Twelve features of archaeological significance and several drainage pipes were identified during the test excavation. Several anomalies which had been interpreted as structural on the geophysical survey were in fact the result of the insertion of drainage or land improvement. Activity on the site can be categorised according to three distinct phases.

Phase I: medieval activity
Five features were identified as medieval. F4 was a ditch, which produced at least four sherds of medieval pottery. It had been heavily disturbed by the insertion of a modern ceramic pipe. F5, located c. 15m to the east, appears to be a deposit of undisturbed medieval origin. It measured c. 8m east-west by c. 2m and produced several sherds of medieval pottery. Ditch F12 was highly disturbed and possibly backfilled; however, the retrieval of medieval pottery indicated a medieval origin. F7 was a metalled surface c. 1.9m in width and aligned east-west. A single sherd of medieval pottery was associated with it. It was overlain by a cobbled surface datable to the post-medieval period, indicating continuity of use. F11 may represent a ditch or wall footing. The upper layer of backfill produced post-medieval evidence, but the substantial nature of the stones may represent the reuse of an earlier feature.

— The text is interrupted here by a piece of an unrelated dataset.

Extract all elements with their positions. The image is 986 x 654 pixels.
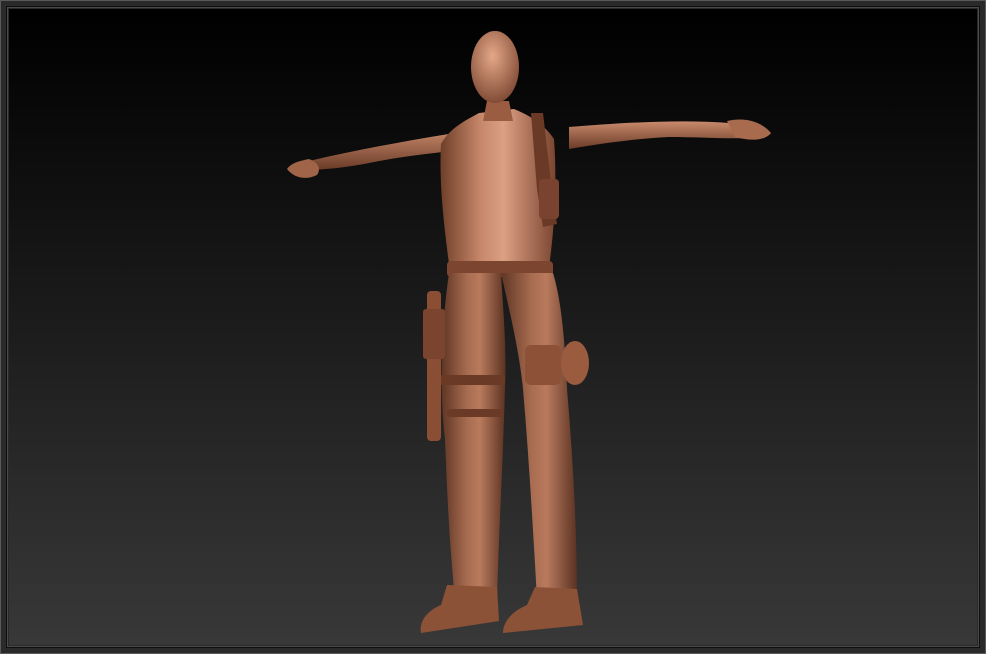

Phase II: post-medieval activity
The majority of the remainder of the features can be assigned to this period, the pottery evidence indicating a 17th-19th-century date range. They comprise an occupation layer defined by a stone drain, a probable pit, a cobbled surface and associated drains.

Phase III: modern activity
Associated with extensive drainage, including stone-filled, ceramic and plastic pipe drains, this activity extends throughout every trench excavated.

A preliminary spatial analysis indicates the continuity of use or reuse of several medieval features into the 18th and 19th centuries of what the evidence suggests was a primarily agrarian landscape.